迈向通用机器人策略：构建视觉-语言-动作模型的关键因素 (Towards Generalist Robot Policies: What Matters in Building Vision-Language-Action Models)

Foundation Vision Language Models (VLMs) exhibit strong capabilities in multi-modal representation learning, comprehension, and reasoning. By injecting action components into the VLMs, Vision-Language-Action Models (VLAs) can be naturally formed and also show promising performance. Existing work has demonstrated the effectiveness and generalization of VLAs in multiple scenarios and tasks. Nevertheless, the transfer from VLMs to VLAs is not trivial since existing VLAs differ in their backbones, action-prediction formulations, data distributions, and training recipes. This leads to a missing piece for a systematic understanding of the design choices of VLAs. In this work, we disclose the key factors that significantly influence the performance of VLA and focus on answering three essential design choices: which backbone to select, how to formulate the VLA architectures, and when to add cross-embodiment data.

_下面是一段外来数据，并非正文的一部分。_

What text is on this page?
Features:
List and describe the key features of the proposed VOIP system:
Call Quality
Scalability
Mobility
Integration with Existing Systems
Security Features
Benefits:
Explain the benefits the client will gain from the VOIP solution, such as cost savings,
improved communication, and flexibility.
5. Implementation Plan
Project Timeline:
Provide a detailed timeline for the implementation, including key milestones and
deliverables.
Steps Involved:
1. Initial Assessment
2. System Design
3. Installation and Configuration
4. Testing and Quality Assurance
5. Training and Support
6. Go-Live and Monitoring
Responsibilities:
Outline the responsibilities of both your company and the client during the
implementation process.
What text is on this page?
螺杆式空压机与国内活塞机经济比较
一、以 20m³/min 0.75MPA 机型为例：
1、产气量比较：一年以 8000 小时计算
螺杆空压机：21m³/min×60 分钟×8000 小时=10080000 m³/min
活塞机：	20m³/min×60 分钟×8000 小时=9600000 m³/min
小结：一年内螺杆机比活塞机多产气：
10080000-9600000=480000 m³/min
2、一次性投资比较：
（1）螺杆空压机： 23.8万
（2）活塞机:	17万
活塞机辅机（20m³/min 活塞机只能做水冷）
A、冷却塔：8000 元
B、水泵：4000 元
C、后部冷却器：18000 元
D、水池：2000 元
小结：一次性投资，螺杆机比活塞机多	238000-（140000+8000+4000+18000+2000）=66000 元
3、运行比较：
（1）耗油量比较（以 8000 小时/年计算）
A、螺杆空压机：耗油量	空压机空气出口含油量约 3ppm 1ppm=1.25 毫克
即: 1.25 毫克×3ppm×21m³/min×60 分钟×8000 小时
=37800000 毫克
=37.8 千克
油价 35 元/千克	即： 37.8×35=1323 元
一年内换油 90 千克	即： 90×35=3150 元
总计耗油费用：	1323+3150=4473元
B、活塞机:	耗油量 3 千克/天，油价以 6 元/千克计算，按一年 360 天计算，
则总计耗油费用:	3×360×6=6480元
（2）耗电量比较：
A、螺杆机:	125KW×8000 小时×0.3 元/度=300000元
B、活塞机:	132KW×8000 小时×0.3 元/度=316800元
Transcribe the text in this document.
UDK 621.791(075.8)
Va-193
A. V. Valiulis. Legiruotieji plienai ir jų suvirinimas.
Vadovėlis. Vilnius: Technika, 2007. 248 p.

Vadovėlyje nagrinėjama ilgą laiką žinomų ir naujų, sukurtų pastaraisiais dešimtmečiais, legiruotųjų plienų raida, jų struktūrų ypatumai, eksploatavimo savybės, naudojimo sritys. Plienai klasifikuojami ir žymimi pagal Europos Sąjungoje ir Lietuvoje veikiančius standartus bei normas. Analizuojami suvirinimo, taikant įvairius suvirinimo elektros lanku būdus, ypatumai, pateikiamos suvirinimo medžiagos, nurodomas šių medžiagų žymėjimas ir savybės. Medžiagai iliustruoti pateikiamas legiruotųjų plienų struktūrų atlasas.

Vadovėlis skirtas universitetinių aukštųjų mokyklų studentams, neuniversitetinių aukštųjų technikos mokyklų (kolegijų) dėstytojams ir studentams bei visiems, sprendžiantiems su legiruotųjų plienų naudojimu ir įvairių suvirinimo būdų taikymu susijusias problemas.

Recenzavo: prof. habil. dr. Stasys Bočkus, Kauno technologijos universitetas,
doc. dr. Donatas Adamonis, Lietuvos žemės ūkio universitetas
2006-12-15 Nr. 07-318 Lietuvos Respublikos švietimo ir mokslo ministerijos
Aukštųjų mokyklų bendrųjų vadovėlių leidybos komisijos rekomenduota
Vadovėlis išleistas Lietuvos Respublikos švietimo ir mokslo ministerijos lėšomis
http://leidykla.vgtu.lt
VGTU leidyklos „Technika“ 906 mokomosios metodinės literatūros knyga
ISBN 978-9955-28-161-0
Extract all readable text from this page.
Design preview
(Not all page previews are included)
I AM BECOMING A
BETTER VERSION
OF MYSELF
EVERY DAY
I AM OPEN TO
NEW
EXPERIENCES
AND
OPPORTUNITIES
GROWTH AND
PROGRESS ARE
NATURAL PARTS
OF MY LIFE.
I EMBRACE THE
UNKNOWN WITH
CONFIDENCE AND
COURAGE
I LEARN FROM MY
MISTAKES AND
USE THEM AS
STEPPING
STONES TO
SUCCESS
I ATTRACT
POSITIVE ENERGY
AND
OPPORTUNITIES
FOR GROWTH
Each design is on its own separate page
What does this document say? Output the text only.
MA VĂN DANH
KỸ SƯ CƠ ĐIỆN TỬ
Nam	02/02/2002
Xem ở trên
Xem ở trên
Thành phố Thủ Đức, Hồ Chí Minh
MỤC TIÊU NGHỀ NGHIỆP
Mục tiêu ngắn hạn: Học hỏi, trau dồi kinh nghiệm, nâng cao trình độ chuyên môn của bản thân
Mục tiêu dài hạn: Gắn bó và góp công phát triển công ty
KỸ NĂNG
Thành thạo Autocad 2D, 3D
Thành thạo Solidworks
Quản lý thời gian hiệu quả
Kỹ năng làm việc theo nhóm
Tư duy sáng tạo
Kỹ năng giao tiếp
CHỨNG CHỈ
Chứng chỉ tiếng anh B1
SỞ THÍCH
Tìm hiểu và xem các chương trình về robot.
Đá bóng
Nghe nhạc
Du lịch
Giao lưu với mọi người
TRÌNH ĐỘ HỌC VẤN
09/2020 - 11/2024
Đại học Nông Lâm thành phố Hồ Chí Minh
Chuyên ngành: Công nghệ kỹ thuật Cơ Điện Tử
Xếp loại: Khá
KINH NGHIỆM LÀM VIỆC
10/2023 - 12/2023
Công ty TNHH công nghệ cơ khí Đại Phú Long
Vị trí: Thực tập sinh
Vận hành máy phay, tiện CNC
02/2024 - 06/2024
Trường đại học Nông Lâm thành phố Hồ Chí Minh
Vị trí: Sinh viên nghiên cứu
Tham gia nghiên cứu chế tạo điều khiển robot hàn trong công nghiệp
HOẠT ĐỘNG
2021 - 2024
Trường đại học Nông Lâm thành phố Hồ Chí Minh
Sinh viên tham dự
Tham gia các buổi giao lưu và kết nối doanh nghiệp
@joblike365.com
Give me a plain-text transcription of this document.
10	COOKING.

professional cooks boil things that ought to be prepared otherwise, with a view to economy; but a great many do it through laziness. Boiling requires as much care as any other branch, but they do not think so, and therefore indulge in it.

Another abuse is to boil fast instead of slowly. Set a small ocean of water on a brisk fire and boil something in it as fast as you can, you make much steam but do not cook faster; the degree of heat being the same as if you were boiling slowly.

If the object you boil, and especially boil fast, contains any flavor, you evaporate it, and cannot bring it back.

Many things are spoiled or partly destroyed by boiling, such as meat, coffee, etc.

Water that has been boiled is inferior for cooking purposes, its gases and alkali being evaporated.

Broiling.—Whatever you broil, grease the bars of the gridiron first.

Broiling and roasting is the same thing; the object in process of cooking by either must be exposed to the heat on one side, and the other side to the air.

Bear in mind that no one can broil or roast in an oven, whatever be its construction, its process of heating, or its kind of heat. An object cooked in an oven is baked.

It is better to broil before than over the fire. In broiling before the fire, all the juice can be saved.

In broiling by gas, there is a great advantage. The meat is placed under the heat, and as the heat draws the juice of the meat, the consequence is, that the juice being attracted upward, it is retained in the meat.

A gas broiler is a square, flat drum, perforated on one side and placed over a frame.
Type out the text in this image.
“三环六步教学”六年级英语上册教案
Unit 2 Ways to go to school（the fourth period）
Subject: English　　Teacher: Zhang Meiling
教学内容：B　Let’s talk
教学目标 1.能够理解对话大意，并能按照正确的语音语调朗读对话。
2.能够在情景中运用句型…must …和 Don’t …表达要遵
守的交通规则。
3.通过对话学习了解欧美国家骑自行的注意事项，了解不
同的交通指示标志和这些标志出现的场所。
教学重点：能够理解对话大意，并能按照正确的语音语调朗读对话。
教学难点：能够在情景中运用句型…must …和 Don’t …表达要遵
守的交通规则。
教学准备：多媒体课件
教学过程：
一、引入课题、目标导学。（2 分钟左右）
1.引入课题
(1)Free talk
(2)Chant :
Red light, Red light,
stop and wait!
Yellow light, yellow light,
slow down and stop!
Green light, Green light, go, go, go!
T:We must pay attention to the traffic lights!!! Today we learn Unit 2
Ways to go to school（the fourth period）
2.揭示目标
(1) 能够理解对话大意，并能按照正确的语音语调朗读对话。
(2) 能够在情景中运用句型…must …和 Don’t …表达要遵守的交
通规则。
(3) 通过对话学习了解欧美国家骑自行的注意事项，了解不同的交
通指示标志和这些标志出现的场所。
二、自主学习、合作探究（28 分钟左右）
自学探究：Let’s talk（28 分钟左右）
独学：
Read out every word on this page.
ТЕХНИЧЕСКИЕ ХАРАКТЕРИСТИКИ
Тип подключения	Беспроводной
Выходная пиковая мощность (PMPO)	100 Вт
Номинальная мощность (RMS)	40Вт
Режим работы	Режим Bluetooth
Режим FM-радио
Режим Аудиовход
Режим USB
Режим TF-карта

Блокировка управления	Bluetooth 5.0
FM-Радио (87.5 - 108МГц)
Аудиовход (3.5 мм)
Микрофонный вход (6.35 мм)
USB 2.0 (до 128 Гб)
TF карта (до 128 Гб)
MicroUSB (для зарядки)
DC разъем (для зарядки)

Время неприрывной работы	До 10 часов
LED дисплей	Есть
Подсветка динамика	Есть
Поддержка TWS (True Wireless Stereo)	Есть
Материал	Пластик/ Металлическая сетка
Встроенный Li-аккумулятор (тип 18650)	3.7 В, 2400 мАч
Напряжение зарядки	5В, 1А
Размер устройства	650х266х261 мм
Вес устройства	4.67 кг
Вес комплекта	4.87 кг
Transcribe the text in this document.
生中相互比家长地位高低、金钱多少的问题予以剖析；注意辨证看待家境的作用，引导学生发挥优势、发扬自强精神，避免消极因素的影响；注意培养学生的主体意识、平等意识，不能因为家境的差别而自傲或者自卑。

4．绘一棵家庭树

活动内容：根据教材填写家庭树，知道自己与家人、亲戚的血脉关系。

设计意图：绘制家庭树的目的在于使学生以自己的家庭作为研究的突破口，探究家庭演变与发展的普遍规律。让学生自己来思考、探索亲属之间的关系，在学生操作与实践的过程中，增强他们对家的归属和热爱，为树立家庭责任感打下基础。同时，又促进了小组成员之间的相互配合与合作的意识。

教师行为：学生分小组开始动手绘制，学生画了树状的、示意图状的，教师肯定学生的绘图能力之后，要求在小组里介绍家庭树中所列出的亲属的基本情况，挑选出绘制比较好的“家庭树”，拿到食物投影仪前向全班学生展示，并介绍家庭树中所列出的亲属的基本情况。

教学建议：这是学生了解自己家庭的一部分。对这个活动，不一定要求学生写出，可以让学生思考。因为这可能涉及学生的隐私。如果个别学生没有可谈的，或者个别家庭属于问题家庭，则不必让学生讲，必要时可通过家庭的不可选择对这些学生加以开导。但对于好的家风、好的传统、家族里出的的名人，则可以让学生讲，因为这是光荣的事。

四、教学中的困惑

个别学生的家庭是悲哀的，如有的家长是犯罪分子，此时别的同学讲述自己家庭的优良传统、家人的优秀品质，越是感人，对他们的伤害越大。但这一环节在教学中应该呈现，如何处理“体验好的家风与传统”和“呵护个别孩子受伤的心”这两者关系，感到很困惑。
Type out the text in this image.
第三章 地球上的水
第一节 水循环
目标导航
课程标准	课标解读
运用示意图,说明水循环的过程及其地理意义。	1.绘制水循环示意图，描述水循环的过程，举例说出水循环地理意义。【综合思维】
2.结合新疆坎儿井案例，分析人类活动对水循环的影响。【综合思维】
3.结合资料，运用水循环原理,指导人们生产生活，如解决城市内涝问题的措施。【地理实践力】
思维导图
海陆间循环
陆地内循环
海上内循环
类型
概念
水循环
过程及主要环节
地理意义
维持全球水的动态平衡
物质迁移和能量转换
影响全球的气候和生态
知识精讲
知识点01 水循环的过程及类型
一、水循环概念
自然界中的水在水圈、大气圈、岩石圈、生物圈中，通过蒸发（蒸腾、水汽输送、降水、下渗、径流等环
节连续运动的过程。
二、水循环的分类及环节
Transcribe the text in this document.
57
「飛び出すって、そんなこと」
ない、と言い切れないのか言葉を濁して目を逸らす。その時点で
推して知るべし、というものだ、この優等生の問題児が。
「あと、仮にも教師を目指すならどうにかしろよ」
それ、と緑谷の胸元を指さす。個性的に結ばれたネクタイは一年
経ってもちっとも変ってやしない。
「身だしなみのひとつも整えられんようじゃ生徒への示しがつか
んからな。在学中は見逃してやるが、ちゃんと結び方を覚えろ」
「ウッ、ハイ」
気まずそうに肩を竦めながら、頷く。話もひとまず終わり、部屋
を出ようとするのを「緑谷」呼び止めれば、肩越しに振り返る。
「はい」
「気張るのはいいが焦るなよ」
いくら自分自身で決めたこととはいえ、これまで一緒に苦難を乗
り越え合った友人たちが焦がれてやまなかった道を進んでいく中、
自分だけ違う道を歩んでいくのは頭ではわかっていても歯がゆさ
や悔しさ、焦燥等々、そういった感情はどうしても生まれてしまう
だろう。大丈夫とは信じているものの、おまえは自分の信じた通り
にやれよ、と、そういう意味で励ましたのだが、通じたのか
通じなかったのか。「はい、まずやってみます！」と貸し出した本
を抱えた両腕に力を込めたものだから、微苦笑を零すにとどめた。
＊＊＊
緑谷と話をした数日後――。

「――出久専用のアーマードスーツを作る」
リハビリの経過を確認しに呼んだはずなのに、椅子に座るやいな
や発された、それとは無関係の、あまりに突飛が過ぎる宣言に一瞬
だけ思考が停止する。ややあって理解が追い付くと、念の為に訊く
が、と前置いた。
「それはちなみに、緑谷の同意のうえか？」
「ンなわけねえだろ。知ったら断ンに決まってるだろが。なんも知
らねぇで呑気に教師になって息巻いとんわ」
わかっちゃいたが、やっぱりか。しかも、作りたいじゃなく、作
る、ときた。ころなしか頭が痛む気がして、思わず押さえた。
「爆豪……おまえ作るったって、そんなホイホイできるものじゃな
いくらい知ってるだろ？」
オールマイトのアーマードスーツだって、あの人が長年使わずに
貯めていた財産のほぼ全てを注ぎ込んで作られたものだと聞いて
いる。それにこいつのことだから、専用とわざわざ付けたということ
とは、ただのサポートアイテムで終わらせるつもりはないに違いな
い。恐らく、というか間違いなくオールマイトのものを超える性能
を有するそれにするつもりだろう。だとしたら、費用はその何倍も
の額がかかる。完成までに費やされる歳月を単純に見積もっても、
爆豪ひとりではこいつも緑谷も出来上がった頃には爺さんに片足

The obtained results convince us firmly to explain why we need VLA and develop a new family of VLAs, RoboVLMs, which require very few manual designs and achieve a new state-of-the-art performance in three simulation tasks and real-world experiments. Through our extensive experiments, which include over 8 VLM backbones, 4 policy architectures, and over 600 distinct designed experiments, we provide a detailed guidebook for the future design of VLAs. In addition to the study, the highly flexible RoboVLMs framework, which supports easy integrations of new VLMs and free combinations of various design choices, is made public to facilitate future research. We open-source all details, including codes, models, datasets, and toolkits, along with detailed training and evaluation recipes at: robovlms.github.io.

翻译：基础视觉语言模型（VLMs）在多模态表示学习、理解与推理方面展现出强大能力。通过向VLMs注入动作组件，视觉-语言-动作模型（VLAs）得以自然形成，并表现出卓越性能。现有研究已证明VLAs在多种场景与任务中的有效性和泛化能力。然而，从VLMs到VLAs的迁移并非易事，因为现有VLAs在骨干网络、动作预测形式、数据分布和训练方案上存在差异，导致对VLA设计选择的系统性理解尚存空白。本研究揭示了显著影响VLA性能的关键因素，重点探讨三个核心设计选择：如何选择骨干网络、如何构建VLA架构，以及何时引入跨具身数据。实验结果有力论证了为何需要VLA，并推动我们开发了新型VLA系列——RoboVLMs。该系列仅需极少人工设计，即在三项仿真任务和真实世界实验中达到新的最优性能。通过涵盖8种以上VLM骨干网络、4种策略架构及600余项差异化设计的实验，我们为未来VLA设计提供了详尽指南。除研究内容外，具备高度灵活性的RoboVLMs框架已公开，该框架支持新VLM的便捷集成与多种设计选择的自由组合，以促进后续研究。我们在robovlms.github.io开源了所有细节，包括代码、模型、数据集、工具包以及完整的训练与评估方案。